Dimanche 19. — G... et S... confirment les renseignemens donnés antérieurement. L’offensive aura bien lieu aux environs du 20. Le général irait habiter les caves Pommery où tout est prêt depuis longtemps pour le recevoir. Il emmènerait trois secrétaires, les autres restant à la Division. On parle beaucoup en ville d’une proclamation du général Joffre qui serait lue aux troupes aujourd’hui à trois heures. On croit pouvoir en donner même les termes. Mlle F... « fortifie » la classe de Mme L... par des rangées de caisses pleines de linge, par des tables superposées, des tableaux noirs, des meubles, des fauteuils et y place un lit. L’ouïe de la cave est fermée par des sacs pleins de cailloux. Au premier étage, je fais vider les armoires à linge dont le contenu est descendu à la cave. On range tous les meubles et le piano dans la cuisine, qui parait plus protégée. Aujourd’hui il y a encore moins d’animation en ville et on entend une canonnade très intense des nôtres sur le front Est.

Jeudi 23. — Pas de nouvelles sensationnelles, sinon l’annonce par S... et G... d’une proclamation très courte du général Joffre aux troupes. Est-ce enfin le déclenchement ? Dans le ciel ; vers quatre heures, nombreux aéros boches et français, nombreux combats que je suis avec T... du plateau de Bezannes. De quatre heures à cinq heures et demie, violent bombardement de la ville. Nous voyons distinctement tomber les bombes et s’élever la fumée noire, notamment au centre et aux environs de la cathédrale et de l’hôtel de ville.

Samedi 25. — On vient de faire évacuer le cantonnement des brancardiers divisionnaires, logés à l’école de garçons voisine. A six heures. G... nous annonce que le préfet a téléphoné à la Division que nous avions aujourd’hui avancé de trois kilomètres à Auberive ; des officiers disaient entre eux que les Anglais avaient avancé dans le Nord de trois kilomètres sur un front de dix. Attendons confirmation de ces bonnes nouvelles. A neuf heures vingt, ce soir, premier coup très violent d’un de nos gros canons placés à Saint-Brice. La lueur de l’explosion a illuminé l’horizon et le coup a fait trembler notre maison tout entière, si bien que nous croyions à l’explosion d’une bombe allemande, mais de quart d’heure en quart d’heure de nouveaux coups semblables nous ont rassurés. Il paraît que c’était « la grosse Julie » qui tirait.

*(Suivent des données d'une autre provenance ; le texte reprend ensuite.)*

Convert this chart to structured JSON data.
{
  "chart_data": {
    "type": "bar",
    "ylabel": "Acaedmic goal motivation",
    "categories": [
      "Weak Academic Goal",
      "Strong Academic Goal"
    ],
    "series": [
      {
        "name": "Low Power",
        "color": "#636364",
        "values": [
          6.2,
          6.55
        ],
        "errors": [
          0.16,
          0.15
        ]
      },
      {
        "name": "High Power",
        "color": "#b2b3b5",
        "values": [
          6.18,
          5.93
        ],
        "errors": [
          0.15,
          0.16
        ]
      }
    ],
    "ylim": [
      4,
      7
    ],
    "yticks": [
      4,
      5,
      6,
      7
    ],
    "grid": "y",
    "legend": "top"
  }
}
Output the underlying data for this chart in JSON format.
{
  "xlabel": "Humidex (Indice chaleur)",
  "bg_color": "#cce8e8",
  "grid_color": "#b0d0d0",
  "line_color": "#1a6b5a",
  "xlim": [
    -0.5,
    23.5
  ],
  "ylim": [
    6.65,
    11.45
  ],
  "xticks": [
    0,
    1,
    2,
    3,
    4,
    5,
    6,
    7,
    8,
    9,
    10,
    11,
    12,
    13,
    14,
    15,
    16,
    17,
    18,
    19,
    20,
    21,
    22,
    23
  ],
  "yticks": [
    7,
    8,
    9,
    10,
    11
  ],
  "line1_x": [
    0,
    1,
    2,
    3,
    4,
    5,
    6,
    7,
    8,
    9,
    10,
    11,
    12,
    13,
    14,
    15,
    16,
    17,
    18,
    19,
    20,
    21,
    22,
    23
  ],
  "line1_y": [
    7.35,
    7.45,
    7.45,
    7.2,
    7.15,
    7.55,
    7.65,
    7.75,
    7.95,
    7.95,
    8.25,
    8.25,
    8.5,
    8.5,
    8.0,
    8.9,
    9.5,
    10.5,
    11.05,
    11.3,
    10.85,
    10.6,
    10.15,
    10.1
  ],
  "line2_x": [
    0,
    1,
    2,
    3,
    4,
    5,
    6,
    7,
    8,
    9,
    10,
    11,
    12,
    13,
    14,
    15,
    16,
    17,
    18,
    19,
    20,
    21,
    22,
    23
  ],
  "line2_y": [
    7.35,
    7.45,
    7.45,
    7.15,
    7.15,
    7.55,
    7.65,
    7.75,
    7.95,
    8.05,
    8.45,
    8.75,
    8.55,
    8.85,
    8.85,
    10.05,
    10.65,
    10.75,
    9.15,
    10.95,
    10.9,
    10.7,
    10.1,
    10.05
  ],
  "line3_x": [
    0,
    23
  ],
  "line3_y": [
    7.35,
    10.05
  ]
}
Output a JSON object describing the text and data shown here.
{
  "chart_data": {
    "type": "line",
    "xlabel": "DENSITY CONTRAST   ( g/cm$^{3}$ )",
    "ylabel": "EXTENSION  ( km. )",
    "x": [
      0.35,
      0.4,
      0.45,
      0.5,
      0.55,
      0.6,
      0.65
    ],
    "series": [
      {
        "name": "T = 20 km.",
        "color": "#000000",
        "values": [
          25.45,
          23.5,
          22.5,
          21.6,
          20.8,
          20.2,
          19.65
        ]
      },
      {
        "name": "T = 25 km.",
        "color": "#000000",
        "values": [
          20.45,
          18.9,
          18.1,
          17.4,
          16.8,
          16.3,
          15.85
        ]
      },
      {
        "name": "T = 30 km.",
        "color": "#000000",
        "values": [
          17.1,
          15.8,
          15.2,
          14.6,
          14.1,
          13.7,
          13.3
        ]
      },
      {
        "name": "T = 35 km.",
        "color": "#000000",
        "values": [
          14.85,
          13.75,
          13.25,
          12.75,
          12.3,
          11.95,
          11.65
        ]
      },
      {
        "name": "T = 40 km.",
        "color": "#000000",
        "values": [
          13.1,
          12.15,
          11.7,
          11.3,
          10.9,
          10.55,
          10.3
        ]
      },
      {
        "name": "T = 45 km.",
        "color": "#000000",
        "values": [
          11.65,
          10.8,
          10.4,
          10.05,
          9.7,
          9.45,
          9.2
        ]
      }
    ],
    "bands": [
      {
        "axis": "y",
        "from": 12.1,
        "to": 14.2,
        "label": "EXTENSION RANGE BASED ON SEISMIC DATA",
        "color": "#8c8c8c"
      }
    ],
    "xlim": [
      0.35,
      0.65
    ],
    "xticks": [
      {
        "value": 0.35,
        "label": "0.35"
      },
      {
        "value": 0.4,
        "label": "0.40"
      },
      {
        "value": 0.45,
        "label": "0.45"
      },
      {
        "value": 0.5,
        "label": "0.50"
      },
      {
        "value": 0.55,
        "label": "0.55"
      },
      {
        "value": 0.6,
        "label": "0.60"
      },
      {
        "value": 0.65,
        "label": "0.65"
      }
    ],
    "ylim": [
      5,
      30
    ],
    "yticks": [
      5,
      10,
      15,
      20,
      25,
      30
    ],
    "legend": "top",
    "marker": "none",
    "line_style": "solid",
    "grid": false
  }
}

Dimanche 26. — Toute la nuit, de demi-heure en demi-heure, « Julie » a continué de tirer. Ce matin, au « Communiqué, » de bonnes nouvelles, et ce soir à deux heures G... est venu nous annoncer que l’avance de nos troupes est officielle. On a gagné trois kilomètres en profondeur, fait 40 000 prisonniers. Bravo ! Nous nous empressons de répandre cette nouvelle partout autour de nous. Officiers, sous-officiers et soldats, eux, se chargent de la faire vite connaître en ville où toutes les figures sont radieuses et la gaîté générale, car on espère encore en une prompte délivrance ! Le « Communiqué » de trois heures annonce 12 000 prisonniers et confirme l’avance en Artois. On se réunit entre amis, pour sabler le Champagne.

Lundi 27. — Tout le monde attend toujours l’offensive en face de Reims. Du plateau de Bezannes, excellent lieu d’observation, on entend tonner formidablement le canon vers Berry-au-Bac et sur la ligne de l’Aisne. Et, dominant ce bruit terrible, de quart d’heure en quart d’heure, se fait toujours entendre la grosse voix de « Julie. »

Mardi 28. — Encore rien de nouveau sinon que le « Communiqué » de sept heures nous annonce 75 canons pris en Champagne, au lieu de 30. Ce soir, pas de journaux de Paris. Le « Communiqué » de quatre heures est plus que maigre. Chacun recommence à s’énerver.


OCTAVE FORSANT.

  1. Petite voiture à deux roues qu’on pousse devant soi.
  2. Terme local désignant le petit mobilier et les souvenirs personnels d’une famille pauvre.